– Слушай, я это уже сто раз говорил, но скажу снова. – Давид запрокинул голову, посмотрел на усыпанное звездами небо. – Иногда я тебя совсем не понимаю, вот ни насколько. Зачем вся эта философия? Ты что, не хочешь, чтобы мы победили?
– Хочу. Но не хочу еще больше жертв.
– Если хочешь мира во всем мире, то ты родился не в то время, извини.
– Я не хочу мира во всем мире. То есть, конечно, хочу, но я не знаю весь мир, не видел его и вряд ли увижу. Но я вижу нас. И их. И иногда забываю, за что мы воюем.
– Когда забываешь, спроси меня, я тебе напомню. За право вернуться туда, откуда мы родом. За землю наших предков. За право жить как люди, а не прятаться от реки, как преступники, – из-за преступления, которого мы не совершали. Это достаточно веские основания?
– Это скорее оправдания. Основание может быть у чего-то, что строят, а мы только разрушаем.
Давид смотрел на него некоторое время молча, потом потряс головой, как будто не веря своим ушам.

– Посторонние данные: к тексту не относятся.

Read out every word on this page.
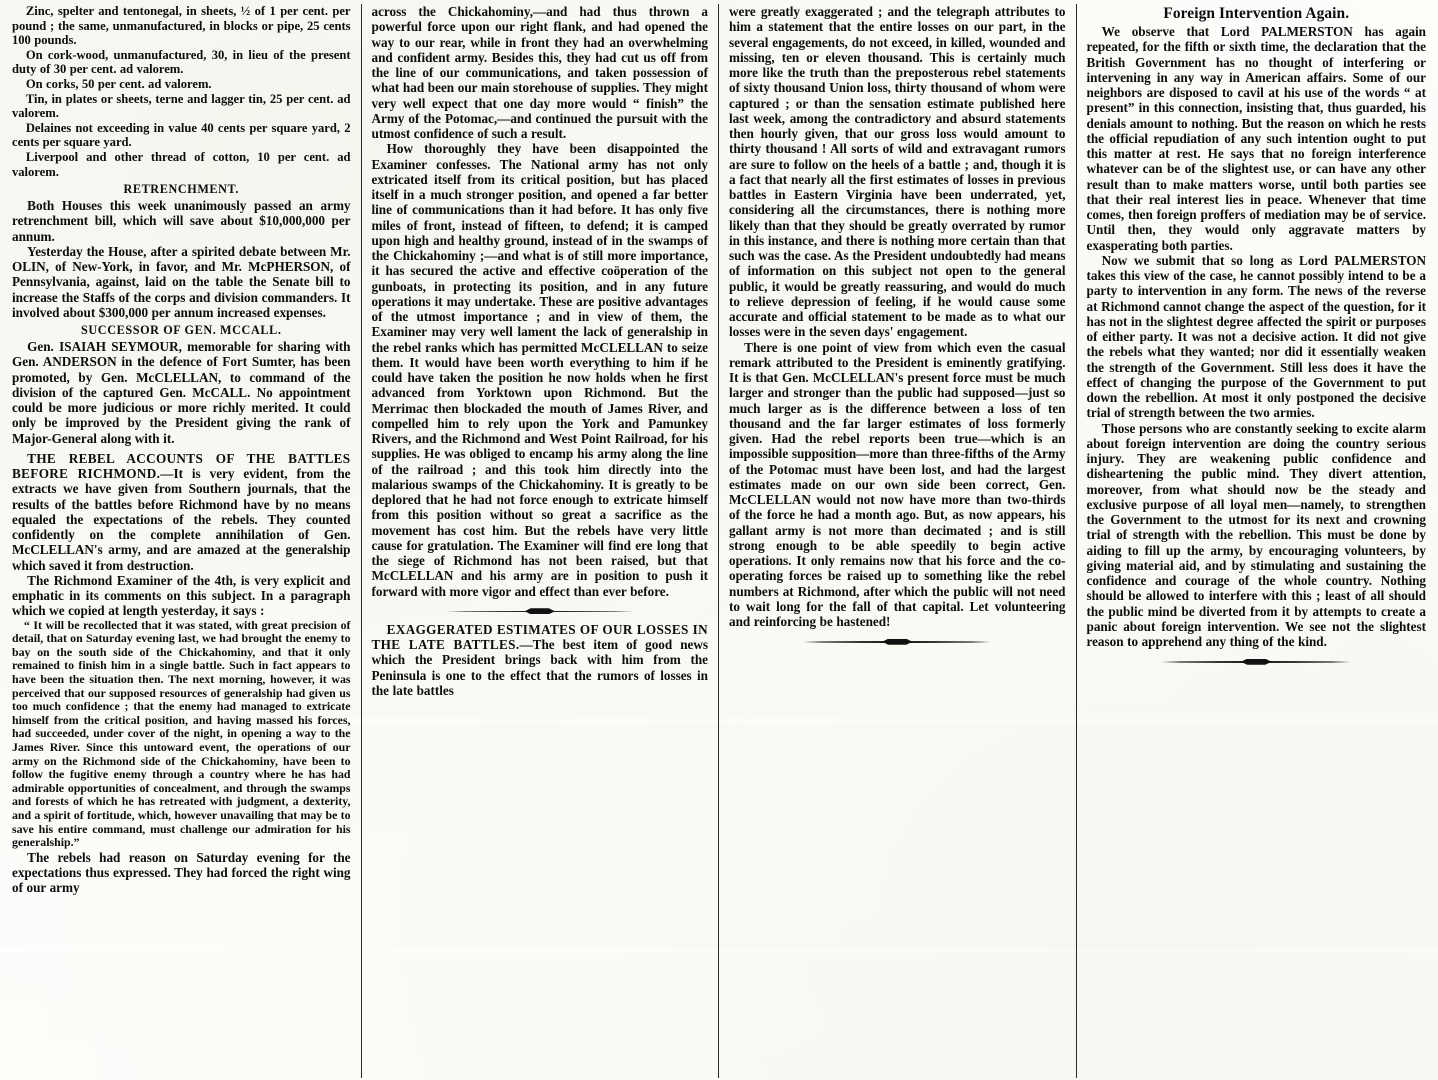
Zinc, spelter and tentonegal, in sheets, ½ of 1 per cent. per pound ; the same, unmanufactured, in blocks or pipe, 25 cents 100 pounds.

On cork-wood, unmanufactured, 30, in lieu of the present duty of 30 per cent. ad valorem.

On corks, 50 per cent. ad valorem.

Tin, in plates or sheets, terne and lagger tin, 25 per cent. ad valorem.

Delaines not exceeding in value 40 cents per square yard, 2 cents per square yard.

Liverpool and other thread of cotton, 10 per cent. ad valorem.

RETRENCHMENT.

Both Houses this week unanimously passed an army retrenchment bill, which will save about $10,000,000 per annum.

Yesterday the House, after a spirited debate between Mr. OLIN, of New-York, in favor, and Mr. McPHERSON, of Pennsylvania, against, laid on the table the Senate bill to increase the Staffs of the corps and division commanders. It involved about $300,000 per annum increased expenses.

SUCCESSOR OF GEN. MCCALL.

Gen. ISAIAH SEYMOUR, memorable for sharing with Gen. ANDERSON in the defence of Fort Sumter, has been promoted, by Gen. McCLELLAN, to command of the division of the captured Gen. McCALL. No appointment could be more judicious or more richly merited. It could only be improved by the President giving the rank of Major-General along with it.

THE REBEL ACCOUNTS OF THE BATTLES BEFORE RICHMOND.—It is very evident, from the extracts we have given from Southern journals, that the results of the battles before Richmond have by no means equaled the expectations of the rebels. They counted confidently on the complete annihilation of Gen. McCLELLAN's army, and are amazed at the generalship which saved it from destruction.

The Richmond Examiner of the 4th, is very explicit and emphatic in its comments on this subject. In a paragraph which we copied at length yesterday, it says :

“ It will be recollected that it was stated, with great precision of detail, that on Saturday evening last, we had brought the enemy to bay on the south side of the Chickahominy, and that it only remained to finish him in a single battle. Such in fact appears to have been the situation then. The next morning, however, it was perceived that our supposed resources of generalship had given us too much confidence ; that the enemy had managed to extricate himself from the critical position, and having massed his forces, had succeeded, under cover of the night, in opening a way to the James River. Since this untoward event, the operations of our army on the Richmond side of the Chickahominy, have been to follow the fugitive enemy through a country where he has had admirable opportunities of concealment, and through the swamps and forests of which he has retreated with judgment, a dexterity, and a spirit of fortitude, which, however unavailing that may be to save his entire command, must challenge our admiration for his generalship.”

The rebels had reason on Saturday evening for the expectations thus expressed. They had forced the right wing of our army

across the Chickahominy,—and had thus thrown a powerful force upon our right flank, and had opened the way to our rear, while in front they had an overwhelming and confident army. Besides this, they had cut us off from the line of our communications, and taken possession of what had been our main storehouse of supplies. They might very well expect that one day more would “ finish” the Army of the Potomac,—and continued the pursuit with the utmost confidence of such a result.

How thoroughly they have been disappointed the Examiner confesses. The National army has not only extricated itself from its critical position, but has placed itself in a much stronger position, and opened a far better line of communications than it had before. It has only five miles of front, instead of fifteen, to defend; it is camped upon high and healthy ground, instead of in the swamps of the Chickahominy ;—and what is of still more importance, it has secured the active and effective coöperation of the gunboats, in protecting its position, and in any future operations it may undertake. These are positive advantages of the utmost importance ; and in view of them, the Examiner may very well lament the lack of generalship in the rebel ranks which has permitted McCLELLAN to seize them. It would have been worth everything to him if he could have taken the position he now holds when he first advanced from Yorktown upon Richmond. But the Merrimac then blockaded the mouth of James River, and compelled him to rely upon the York and Pamunkey Rivers, and the Richmond and West Point Railroad, for his supplies. He was obliged to encamp his army along the line of the railroad ; and this took him directly into the malarious swamps of the Chickahominy. It is greatly to be deplored that he had not force enough to extricate himself from this position without so great a sacrifice as the movement has cost him. But the rebels have very little cause for gratulation. The Examiner will find ere long that the siege of Richmond has not been raised, but that McCLELLAN and his army are in position to push it forward with more vigor and effect than ever before.

EXAGGERATED ESTIMATES OF OUR LOSSES IN THE LATE BATTLES.—The best item of good news which the President brings back with him from the Peninsula is one to the effect that the rumors of losses in the late battles

were greatly exaggerated ; and the telegraph attributes to him a statement that the entire losses on our part, in the several engagements, do not exceed, in killed, wounded and missing, ten or eleven thousand. This is certainly much more like the truth than the preposterous rebel statements of sixty thousand Union loss, thirty thousand of whom were captured ; or than the sensation estimate published here last week, among the contradictory and absurd statements then hourly given, that our gross loss would amount to thirty thousand ! All sorts of wild and extravagant rumors are sure to follow on the heels of a battle ; and, though it is a fact that nearly all the first estimates of losses in previous battles in Eastern Virginia have been underrated, yet, considering all the circumstances, there is nothing more likely than that they should be greatly overrated by rumor in this instance, and there is nothing more certain than that such was the case. As the President undoubtedly had means of information on this subject not open to the general public, it would be greatly reassuring, and would do much to relieve depression of feeling, if he would cause some accurate and official statement to be made as to what our losses were in the seven days' engagement.

There is one point of view from which even the casual remark attributed to the President is eminently gratifying. It is that Gen. McCLELLAN's present force must be much larger and stronger than the public had supposed—just so much larger as is the difference between a loss of ten thousand and the far larger estimates of loss formerly given. Had the rebel reports been true—which is an impossible supposition—more than three-fifths of the Army of the Potomac must have been lost, and had the largest estimates made on our own side been correct, Gen. McCLELLAN would not now have more than two-thirds of the force he had a month ago. But, as now appears, his gallant army is not more than decimated ; and is still strong enough to be able speedily to begin active operations. It only remains now that his force and the co-operating forces be raised up to something like the rebel numbers at Richmond, after which the public will not need to wait long for the fall of that capital. Let volunteering and reinforcing be hastened!

Foreign Intervention Again.

We observe that Lord PALMERSTON has again repeated, for the fifth or sixth time, the declaration that the British Government has no thought of interfering or intervening in any way in American affairs. Some of our neighbors are disposed to cavil at his use of the words “ at present” in this connection, insisting that, thus guarded, his denials amount to nothing. But the reason on which he rests the official repudiation of any such intention ought to put this matter at rest. He says that no foreign interference whatever can be of the slightest use, or can have any other result than to make matters worse, until both parties see that their real interest lies in peace. Whenever that time comes, then foreign proffers of mediation may be of service. Until then, they would only aggravate matters by exasperating both parties.

Now we submit that so long as Lord PALMERSTON takes this view of the case, he cannot possibly intend to be a party to intervention in any form. The news of the reverse at Richmond cannot change the aspect of the question, for it has not in the slightest degree affected the spirit or purposes of either party. It was not a decisive action. It did not give the rebels what they wanted; nor did it essentially weaken the strength of the Government. Still less does it have the effect of changing the purpose of the Government to put down the rebellion. At most it only postponed the decisive trial of strength between the two armies.

Those persons who are constantly seeking to excite alarm about foreign intervention are doing the country serious injury. They are weakening public confidence and disheartening the public mind. They divert attention, moreover, from what should now be the steady and exclusive purpose of all loyal men—namely, to strengthen the Government to the utmost for its next and crowning trial of strength with the rebellion. This must be done by aiding to fill up the army, by encouraging volunteers, by giving material aid, and by stimulating and sustaining the confidence and courage of the whole country. Nothing should be allowed to interfere with this ; least of all should the public mind be diverted from it by attempts to create a panic about foreign intervention. We see not the slightest reason to apprehend any thing of the kind.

– Честное слово, иногда я за тебя боюсь. Если бы ты не был сыном градоначальницы, то за такие разговоры тебя бы давно отправили к предкам. Те, говорят, были любители пофилософствовать…
– Разве наши предки были такими, как мы, Давид? Разве светлый князь Эльм, во имя которого мы воюем, Сердцем которого клянемся, – разве он был таким, как мы? Разве он полюбил бы наш народ, узнав его таким? Я иногда думаю, если бы он видел, что стало с его городом… может, вымолил бы у Арны для нас прощение.
Давид покачал головой.
– Она не простит. Пока не вернем ей сокровище, не простит. – И вдруг почти с отчаянием воскликнул: – Брат, ну ты что? Ты же видел эти сны, именно ты их видел. Неужели теперь не веришь?..
Сны… Ребенком он часто видел один и тот же сон. В ясный погожий день он играет у реки, пуская по воде плоскую гальку. Вдалеке, на другом берегу, виднеется Арнэльм с висящими в воздухе домами. И вдруг один из камушков, запущенных по речной глади, достигает берега – и за ним тянется сверкающий рубиновый след. Ким идет по нему, как по тропе, – вдруг оказывается, что там совсем неглубоко, – и почему-то старается не смотреть под ноги, знает, что нельзя. Но на середине пути все-таки опускает голову и смотрит. И там, под водой, видит огромный красный рубин в форме сердца. Наклоняется, тянет к нему руку – и рубиновая вода превращается в мутную, кровавую. Воды становится очень много, она захлестывает Кима, он начинает тонуть, задыхаться… И просыпается.
Один из старейшин, которому мать рассказала этот сон, истолковал его так: Ким станет одним из тех, кто найдет Сердце Эльма. Но для этого ему потребуется немало смелости, и, возможно, будет стоить ему жизни.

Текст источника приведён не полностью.